Petra Bosshard-Zwerenz - Licht- und Schattenwelt, Foto 2018-05

 

Die Ebene des Selbst ist erlebbare innere Weite und gleichförmige Verbundenheit. Jeder Mensch ist Selbst, als solcher mit dem Leben selbst in Liebe und Macht verbunden und in jedem Augenblick erhaben.

 

Wer gerade ganz für sich durch seine geräumige Villa geht, kann im Seelischen dennoch beengt sein. Alle drei Ebenen des Daseins durchdringen sich, die Welt der Seele liegt wie zwischen dem Physischen und der Weite des Selbst.

 

Wir sind in zwei Welten zugleich inkarniert, haben uns eingelassen ins Physische und ins Seelische, haben zwei Körper, sind hier und jetzt Körperwesen, Seelengeist und Selbst. Irdische Hecken und Mauern hindern die Seelen nicht daran, sich zu berühren und auf sich einzuwirken. Der Eintritt in die Neue Zeit ist das wache Erleben des seelischen Geschehens und das gleichzeitige Bewahren der physischen Errungenschaften.

 

In der Alten Zeit vergingen kaum drei Generationen, in denen nicht ein physischer Eindringling in das eigene Haus trat, an einem selbst und an den Nächsten zerrte und verletzte.
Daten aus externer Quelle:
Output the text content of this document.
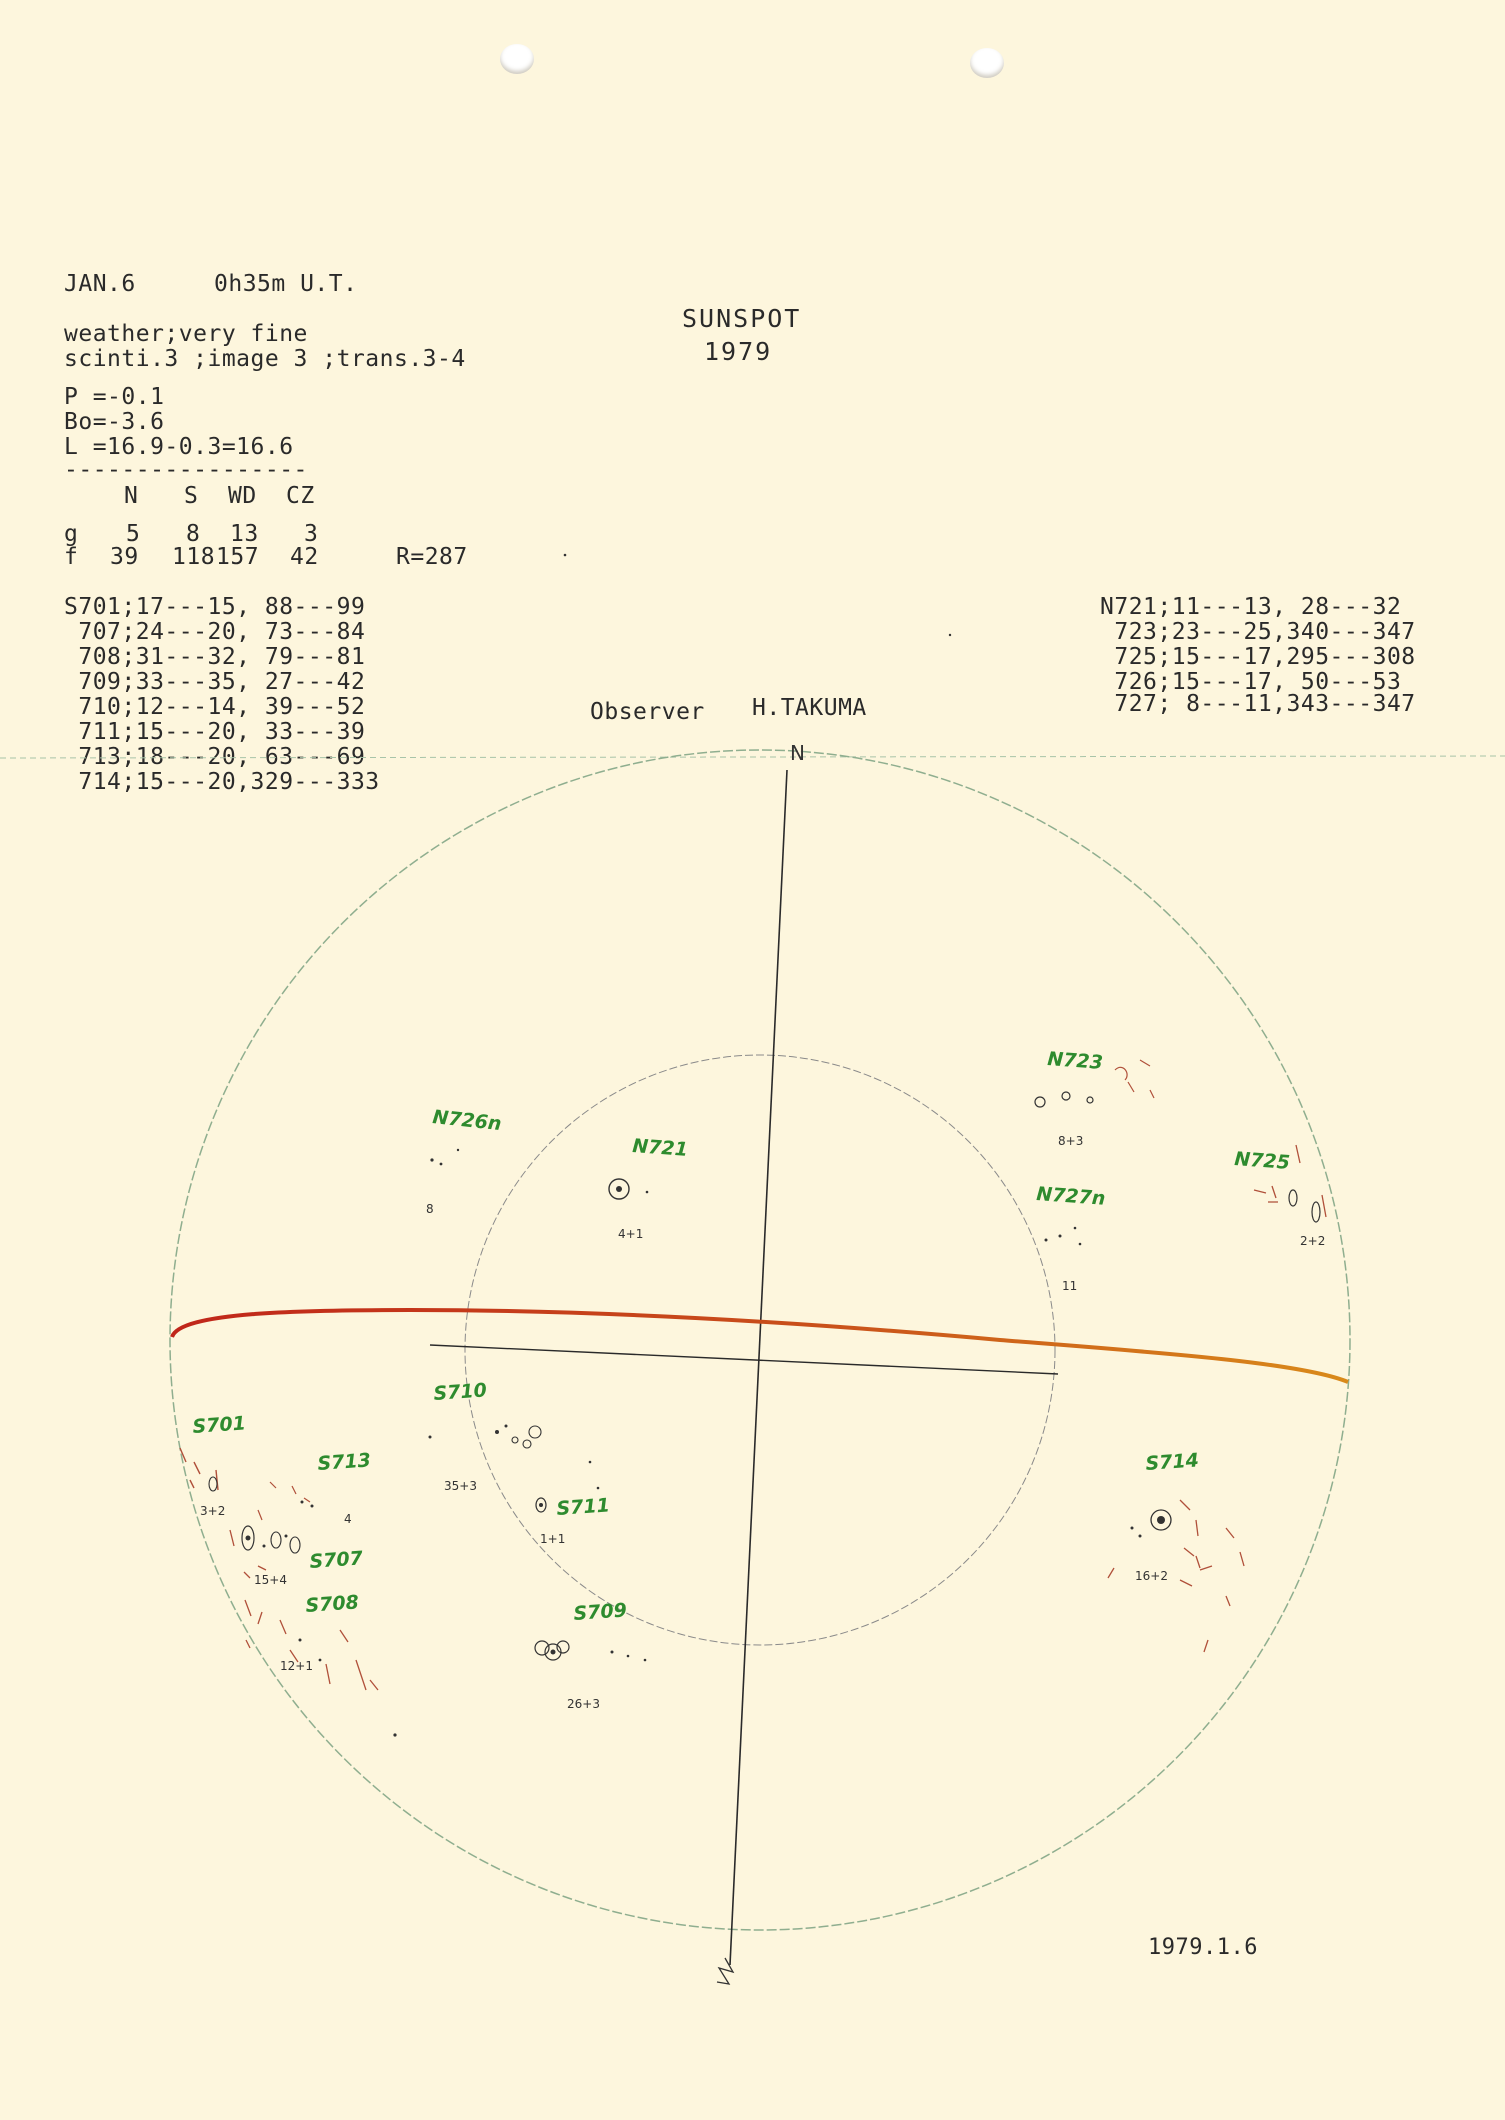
JAN.6	0h35m U.T.
weather;very fine
scinti.3 ;image 3 ;trans.3-4
P =-0.1
Bo=-3.6
L =16.9-0.3=16.6
-----------------
N S WD CZ
g 5 8 13 3
f 39 118 157 42	R=287
SUNSPOT
1979
S701;17---15, 88---99
707;24---20, 73---84
708;31---32, 79---81
709;33---35, 27---42
710;12---14, 39---52
711;15---20, 33---39
713;18---20, 63---69
714;15---20,329---333
N721;11---13, 28---32
723;23---25,340---347
725;15---17,295---308
726;15---17, 50---53
727; 8---11,343---347
Observer H.TAKUMA
N
N726n
8
N721
4+1
N723
8+3
N727n
11
N725
2+2
S710
35+3
S701
3+2
S713
4	S711
1+1
S707
15+4
S708
12+1
S709
26+3
S714
16+2
1979.1.6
Heute erleben die meisten Menschen der westlichen Welt ein Leben lang kaum eine körperliche Begegnung mit einem physischen Feind, haben genügend zu essen und ein Zuhause, in dem sie für sich sein können.

 

Die seelische Welt ist ebenso real und wirklich wie die physische Welt. ‹Wirklich›, weil die seelischen Begegnungen ebenso Wirkung haben wie die physischen. Beide Sphären durchdringen sich. Die seelische Welt ist hier und jetzt an dem Ort, an dem du gerade sitzt oder stehst. Das, was ich hier sage, möchten viele nicht hören, möchten es nicht als ‹wahr› nehmen, obgleich es für viele Menschen heute wahrnehmbar ist. Im Seelischen geschieht für die fünf ersten Sinne ungesehen das, was in der Alten Zeit im Physischen gang und gäbe war: Eingriffe und Übergriffe, Berührung und Unterstützung, Halten und Tragen, Stoßen und Zerren, Zuwendung und Abwendung, Gefangennahme und Freiheit.

 

Denken ist innere Kommunikation. Was wir laut denken, hören die Seelengeister in der Nähe. Der Partner hört, was du denkst, spürt dein Gefühl, deine Stimmung, nimmt deine Absichten wahr und weiß als Seele, was du tust, in jedem Augenblick. Die Seelen gehen Wege der Entwicklung gemeinsam und die Wertung der Seele ist oft eine andere als die weltliche Sicht auf so manches Geschehen.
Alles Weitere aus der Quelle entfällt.